Setelah Zaid menemukanAnas, ia menyampaikan salam dari Rasulullah untuknya. Lalu Anas menjawab salam tersebut dan berkata, "Aku telah mendapatkannya, aku telah mendapatkan harumnya surga! Tolong katakan kepada kaumku, orang-orang Anshar, 'Tidak ada alasan bagi kalian di hadapan Allah untuk tidak menolong Rasul-Nya sampai akhir hayat. Kalian masih memiliki satu sisi di surga yang harus kalian kelilingi'."

Kepahlawanan Anas dan kaum muslimin yang teguh hingga syahid di medan Uhud ini diabadikan dalam firman-Nya:

مِنَ الْمُؤْمِنِينَ رِجَالٌ صَدَقُوا مَا عَاهَدُوا اللَّهَ عَلَيْهِ فَمِنْهُمْ مَنْ قَضَى نَحْبَهُ وَمِنْهُمْ مَنْ يَنْتَظِرُ وَمَا بَدَّلُوا تَبْدِيلًا

"Di antara orang-orang mukmin itu ada orang-orang yang menepati apa yang telah mereka janjikan kepada Allah; maka di antara mereka ada yang gugur. Dan di antara mereka ada (pula) yang menunggu-nunggu dan mereka tidak merubah (janjinya)." (QS. Al-Ahzab: 23)

Terhadap pasukan kaum muslimin yang terpengaruh dengan berita wafatnya Rasulullah Shallallahu 'Alaihi Wasallam sehingga menjadi lemah, bahkan mundur ke belakang, Allah berfirman:

أَفَإِنْ مَاتَ أَوْ قُتِلَ انْقَلَبْتُمْ عَلَى أَعْقَابِكُمْ وَمَنْ يَنْقَلِبْ عَلَى عَقِبَيْهِ فَلَنْ يَضُرَّ اللَّهَ شَيْئًا وَسَيَجْزِي اللَّهُ الشَّاكِرِينَ

"Apakah Jika dia (Muhammad) wafat atau dibunuh kamu berbalik ke belakang (murtad)?

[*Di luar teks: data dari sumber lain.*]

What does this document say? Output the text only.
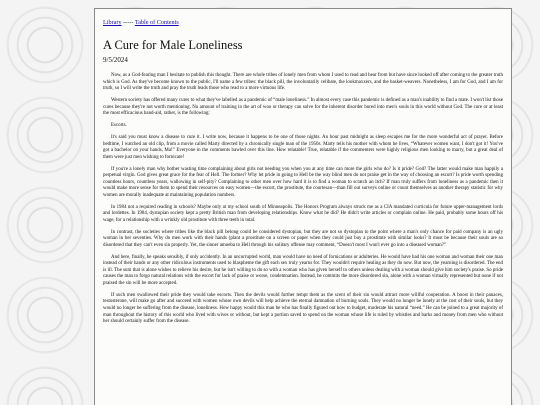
Library ----- Table of Contents
A Cure for Male Loneliness
9/5/2024

Now, as a God-fearing man I hesitate to publish this thought. There are whole tribes of lonely men from whom I used to read and hear from but have since looked off after coming to the greater truth which is God. As they've become known to the public, I'll name a few tribes: the black pill, the involuntarily celibate, the lookmaxxers, and the basket-weavers. Nonetheless, I am for God, and I am for truth, so I will write the truth and pray the truth leads those who read to a more virtuous life.

Western society has offered many cures to what they've labelled as a pandemic of “male loneliness.” In almost every case this pandemic is defined as a man's inability to find a mate. I won't list those cures because they're not worth mentioning. No amount of training in the art of woo or therapy can solve for the inherent disorder bored into men's souls in this world without God. The cure or at least the most efficacious band-aid, rather, is the following:

Escorts.

It's said you must know a disease to cure it. I write now, because it happens to be one of those nights. An hour past midnight as sleep escapes me for the more wonderful act of prayer. Before bedtime, I watched an old clip, from a movie called Marty directed by a chronically single man of the 1950s. Marty tells his mother with whom he lives, “Whatever women want, I don't got it! You've got a bachelor on your hands, Ma!” Everyone in the comments bawled over this line. How relatable! True, relatable if the commenters were highly religious men looking to marry, but a great deal of them were just men wishing to fornicate!

If you're a lonely man why bother wasting time complaining about girls not needing you when you at any time can more the girls who do? Is it pride? God? The latter would make man happily a perpetual virgin. God gives great grace for the fear of Hell. The former? Why let pride in going to Hell be the way blind men do not praise get in the way of choosing an escort? Is pride worth spending countless hours, countless years, wallowing in self-pity? Complaining to other men over how hard it is to find a woman to scratch an itch? If man truly suffers from loneliness as a pandemic then it would make more sense for them to spend their resources on easy women—the escort, the prostitute, the courtesan—than fill out surveys online or count themselves as another therapy statistic for why women are morally inadequate at maintaining population numbers.

In 1984 not a required reading in schools? Maybe only at my school south of Minneapolis. The Honors Program always struck me as a CIA mandated curricula for future upper-management lords and lordettes. In 1984, dystopian society kept a pretty British man from developing relationships. Know what he did? He didn't write articles or complain online. He paid, probably some hours off his wage, for a relationship with a wrinkly old prostitute with three teeth in total.

In contrast, the societies where tribes like the black pill belong could be considered dystopian, but they are not so dystopian to the point where a man's only chance for paid company is an ugly woman in her seventies. Why do men work with their hands (plant a prostitute on a screen or paper when they could just buy a prostitute with similar looks? It must be because their souls are so disordered that they can't even sin properly. Yet, the sinner amoeba to Hell through his solitary offense may comment, “Doesn't most I won't ever go into a diseased woman?”

And here, finally, he speaks sensibly, if only accidently. In an uncorrupted world, man would have no need of fornications or adulteries. He would have had his one woman and woman their one man instead of their hands or any other ridiculous instruments used to blaspheme the gift each sex truly yearns for. They wouldn't require healing as they do now. But now, the yearning is disordered. The end is ill. The sum that is alone wishes to relieve his desire, but he isn't willing to do so with a woman who has given herself to others unless dealing with a woman should give him society's praise. So pride causes the man to forgo natural relations with the escort for lack of praise or worse, condemnation. Instead, he commits the more disordered sin, alone with a woman virtually represented but none if not praised the sin will be more accepted.

If such men swallowed their pride they would take escorts. Then the devils would further tempt them as the scent of their sin would attract more willful cooperation. A boost in their panaces, testosterone, will make go after and succeed with women whose own devils will help achieve the eternal damnation of burning souls. They would no longer be lonely at the cost of their souls, but they would no longer be suffering from the disease, loneliness. How happy would this man be who has finally figured out how to budget, moderate his natural “need.” He can be joined to a great majority of man throughout the history of this world who lived with wives or without, but kept a portion saved to spend on the woman whose life is ruled by whistles and barks and money from men who without her should certainly suffer from the disease.
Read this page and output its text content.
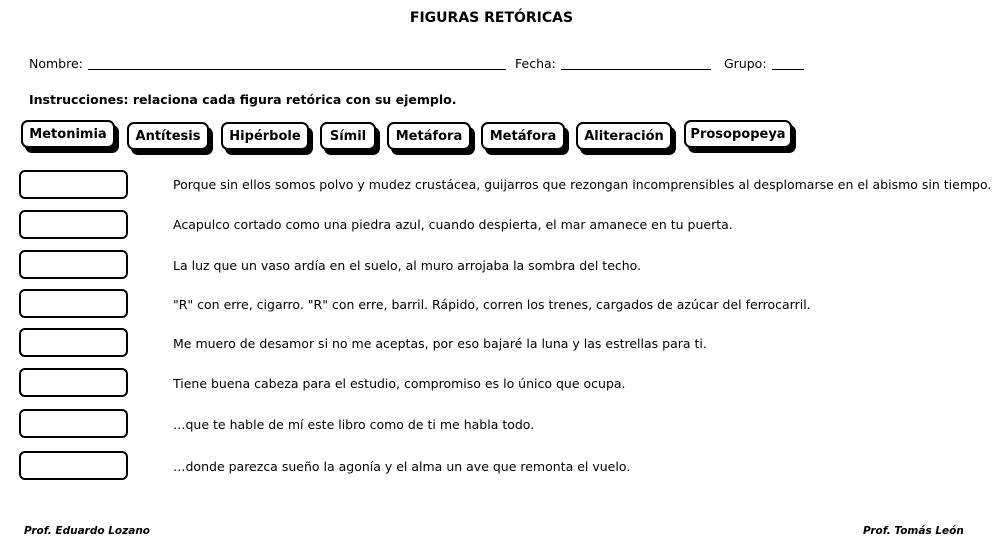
FIGURAS RETÓRICAS
Nombre:	Fecha:	Grupo:
Instrucciones: relaciona cada figura retórica con su ejemplo.
Metonimia	Antítesis	Hipérbole	Símil	Metáfora	Metáfora	Aliteración	Prosopopeya
Porque sin ellos somos polvo y mudez crustácea, guijarros que rezongan incomprensibles al desplomarse en el abismo sin tiempo.
Acapulco cortado como una piedra azul, cuando despierta, el mar amanece en tu puerta.
La luz que un vaso ardía en el suelo, al muro arrojaba la sombra del techo.
"R" con erre, cigarro. "R" con erre, barril. Rápido, corren los trenes, cargados de azúcar del ferrocarril.
Me muero de desamor si no me aceptas, por eso bajaré la luna y las estrellas para ti.
Tiene buena cabeza para el estudio, compromiso es lo único que ocupa.
…que te hable de mí este libro como de ti me habla todo.
…donde parezca sueño la agonía y el alma un ave que remonta el vuelo.
Prof. Eduardo Lozano	Prof. Tomás León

Barangsiapa yang berbalik ke belakang, maka ia tidak dapat mendatangkan mudharat kepada Allah sedikitpun, dan Allah akan memberi balasan kepada orang-orang yang bersyukur." (QS. Ali Imran: 144)

Maksud orang-orang yang bersyukur adalah mereka yang teguh dalam menjalankan ketaatan dan berperang untuk membela agama Allah serta mengikuti Rasul-Nya, baik di saat beliau masih hidup atau sudah wafat.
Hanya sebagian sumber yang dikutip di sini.